By Patrick Cremona

Published: Friday, 18 March 2022 at 12:00 am


The story behind the release of Deep Water – which arrives on Amazon Prime Video in the UK this weekend – has been a long and relatively complicated one.

Originally set for release back in November 2020, the film became a victim of both the COVID-19 pandemic and the Disney takeover of 20th Century Fox, and was left in limbo long enough for its two main stars (Ben Affleck and Ana de Armas) to engage in a brief but high-profile real-life relationship, which famously ended with a life-sized cardboard cutout being thrown in the trash.

After being scrapped by Disney entirely, the film was eventually picked up by US streaming platform Hulu and now – finally – it arrives, albeit with very little hype or fanfare in spite of its A-list cast.

And the fact that the film is getting such short shrift is a real shame. Not only is it the first feature in two decades from celebrated director Adrian Lyne – he of Fatal Attraction and Indecent Proposal fame – but it’s also an attempt to revive the genre he helped popularise in the ’80s and ’90s, the erotic thriller.

In the ’90s especially, movies in this mode were an extremely prominent part of the cinema landscape, but nowadays they’ve all but disappeared from the mainstream, even if a few examples – such as last year’s The Voyeurs starring Euphoria’s Sydney Sweeney – remain on the fringes.

Explanations as to why the genre has lain in dormancy for so long are varied and plentiful, but in my view, any attempt to help bring it back should be welcomed with open arms. 

By and large, the reviews for Deep Water have been fairly poor – and indeed some critics have given it a real kicking. It’s not hard to see why it might come in for some flak – the film is curiously paced and contains its fair share of poor dialogue, for starters, while it never really feels like it takes place in a recognisable version of the real world.

But I must confess that I found it to be a total hoot, pretty much from beginning to end.
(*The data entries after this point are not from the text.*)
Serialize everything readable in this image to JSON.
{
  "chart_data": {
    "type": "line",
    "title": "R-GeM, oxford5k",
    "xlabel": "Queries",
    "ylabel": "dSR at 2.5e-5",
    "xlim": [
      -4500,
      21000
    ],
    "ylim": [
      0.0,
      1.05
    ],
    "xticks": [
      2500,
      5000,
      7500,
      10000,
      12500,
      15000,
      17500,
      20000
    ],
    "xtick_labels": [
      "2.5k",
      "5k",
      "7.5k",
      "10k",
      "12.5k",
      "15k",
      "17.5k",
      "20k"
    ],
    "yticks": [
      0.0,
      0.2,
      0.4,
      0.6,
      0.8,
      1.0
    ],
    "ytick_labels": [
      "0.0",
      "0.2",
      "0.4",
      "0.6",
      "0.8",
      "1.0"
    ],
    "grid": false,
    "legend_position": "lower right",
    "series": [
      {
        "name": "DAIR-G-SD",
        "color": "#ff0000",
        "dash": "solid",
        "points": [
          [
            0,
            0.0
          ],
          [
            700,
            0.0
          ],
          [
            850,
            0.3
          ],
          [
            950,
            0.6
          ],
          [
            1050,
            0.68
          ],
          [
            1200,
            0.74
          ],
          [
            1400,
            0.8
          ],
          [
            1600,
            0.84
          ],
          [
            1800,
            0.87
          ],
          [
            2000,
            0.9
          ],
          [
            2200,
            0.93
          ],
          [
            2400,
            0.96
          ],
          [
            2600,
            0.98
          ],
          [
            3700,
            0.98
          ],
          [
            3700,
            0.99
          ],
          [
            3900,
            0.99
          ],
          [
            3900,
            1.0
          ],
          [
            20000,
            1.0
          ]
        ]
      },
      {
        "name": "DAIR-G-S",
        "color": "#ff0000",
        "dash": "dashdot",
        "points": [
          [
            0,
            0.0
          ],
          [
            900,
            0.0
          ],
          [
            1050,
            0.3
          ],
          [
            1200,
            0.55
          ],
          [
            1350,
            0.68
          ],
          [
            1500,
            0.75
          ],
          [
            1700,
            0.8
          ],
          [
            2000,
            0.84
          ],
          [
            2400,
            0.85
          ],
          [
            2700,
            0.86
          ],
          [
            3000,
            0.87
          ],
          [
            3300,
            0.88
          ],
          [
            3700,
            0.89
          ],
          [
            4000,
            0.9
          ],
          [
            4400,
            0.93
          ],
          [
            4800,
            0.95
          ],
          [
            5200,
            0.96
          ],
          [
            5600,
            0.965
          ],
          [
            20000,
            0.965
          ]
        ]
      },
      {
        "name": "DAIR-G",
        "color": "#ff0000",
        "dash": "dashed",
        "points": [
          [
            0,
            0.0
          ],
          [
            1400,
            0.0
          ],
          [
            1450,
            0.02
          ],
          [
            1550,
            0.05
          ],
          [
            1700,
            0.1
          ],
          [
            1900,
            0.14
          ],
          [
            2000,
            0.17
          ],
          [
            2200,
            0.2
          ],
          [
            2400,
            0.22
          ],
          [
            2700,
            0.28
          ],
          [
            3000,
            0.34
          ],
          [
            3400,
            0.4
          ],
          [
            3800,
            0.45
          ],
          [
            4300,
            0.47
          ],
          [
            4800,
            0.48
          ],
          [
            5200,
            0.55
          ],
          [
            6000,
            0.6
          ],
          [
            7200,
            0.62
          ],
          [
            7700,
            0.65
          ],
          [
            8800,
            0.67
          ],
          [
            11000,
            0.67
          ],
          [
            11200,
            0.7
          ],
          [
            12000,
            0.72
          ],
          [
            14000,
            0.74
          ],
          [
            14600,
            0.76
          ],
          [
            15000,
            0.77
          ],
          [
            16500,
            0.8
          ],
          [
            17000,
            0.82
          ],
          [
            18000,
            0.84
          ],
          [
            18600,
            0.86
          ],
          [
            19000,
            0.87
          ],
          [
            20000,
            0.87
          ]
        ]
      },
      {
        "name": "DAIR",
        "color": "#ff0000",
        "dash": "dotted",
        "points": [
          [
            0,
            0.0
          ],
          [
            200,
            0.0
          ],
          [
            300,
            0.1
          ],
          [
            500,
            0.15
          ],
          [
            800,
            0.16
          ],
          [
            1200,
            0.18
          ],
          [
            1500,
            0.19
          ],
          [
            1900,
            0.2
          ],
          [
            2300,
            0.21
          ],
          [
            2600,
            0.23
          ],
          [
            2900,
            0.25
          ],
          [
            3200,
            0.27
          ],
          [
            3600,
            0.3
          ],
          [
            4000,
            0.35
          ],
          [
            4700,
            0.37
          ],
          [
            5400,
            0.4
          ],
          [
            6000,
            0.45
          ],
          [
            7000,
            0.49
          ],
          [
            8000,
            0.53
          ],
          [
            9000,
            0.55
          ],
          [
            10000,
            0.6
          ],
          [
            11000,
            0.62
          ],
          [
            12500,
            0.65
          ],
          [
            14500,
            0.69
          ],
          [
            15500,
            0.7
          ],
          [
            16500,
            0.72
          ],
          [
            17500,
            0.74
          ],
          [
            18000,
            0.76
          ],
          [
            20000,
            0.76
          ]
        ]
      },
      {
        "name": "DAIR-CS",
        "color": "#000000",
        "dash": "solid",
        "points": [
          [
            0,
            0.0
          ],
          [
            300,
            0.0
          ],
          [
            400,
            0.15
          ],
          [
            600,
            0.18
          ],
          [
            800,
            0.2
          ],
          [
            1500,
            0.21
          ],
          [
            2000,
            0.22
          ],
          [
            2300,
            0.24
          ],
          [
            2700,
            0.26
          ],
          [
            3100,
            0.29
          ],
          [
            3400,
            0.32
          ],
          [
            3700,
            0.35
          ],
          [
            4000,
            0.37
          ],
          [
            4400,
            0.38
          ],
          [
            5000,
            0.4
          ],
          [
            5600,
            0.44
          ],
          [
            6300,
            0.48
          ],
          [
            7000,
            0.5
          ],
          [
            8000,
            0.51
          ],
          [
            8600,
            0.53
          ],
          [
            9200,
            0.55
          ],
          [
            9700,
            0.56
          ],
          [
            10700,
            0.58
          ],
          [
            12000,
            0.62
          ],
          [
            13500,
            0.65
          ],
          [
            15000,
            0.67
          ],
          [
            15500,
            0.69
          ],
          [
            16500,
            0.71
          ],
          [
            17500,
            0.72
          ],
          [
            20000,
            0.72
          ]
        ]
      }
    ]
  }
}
Sure, it’s not as accomplished a film as the aforementioned Fatal Attraction – a bonafide classic – but it contains a perfect blend of preposterous plotting and moments of delightful high camp which make it near-impossible not to be won over by, a knowingly trashy throwback full of moral uncertainty and pitch-black comedy. 

At the centre of it are Affleck and de Armas, without whom the whole endeavour wouldn’t work nearly so well. This is probably the closest we’ve come to seeing Affleck return to the tenor of his terrific performance as Nick Dunne in Gone Girl.

His character Vic Van Allen – who we are told relatively early on is responsible for inventing a microchip used in drone warfare – is a curious, seemingly amoral beast, and Affleck plays him with a certain detachment that only sporadically betrays his true feelings.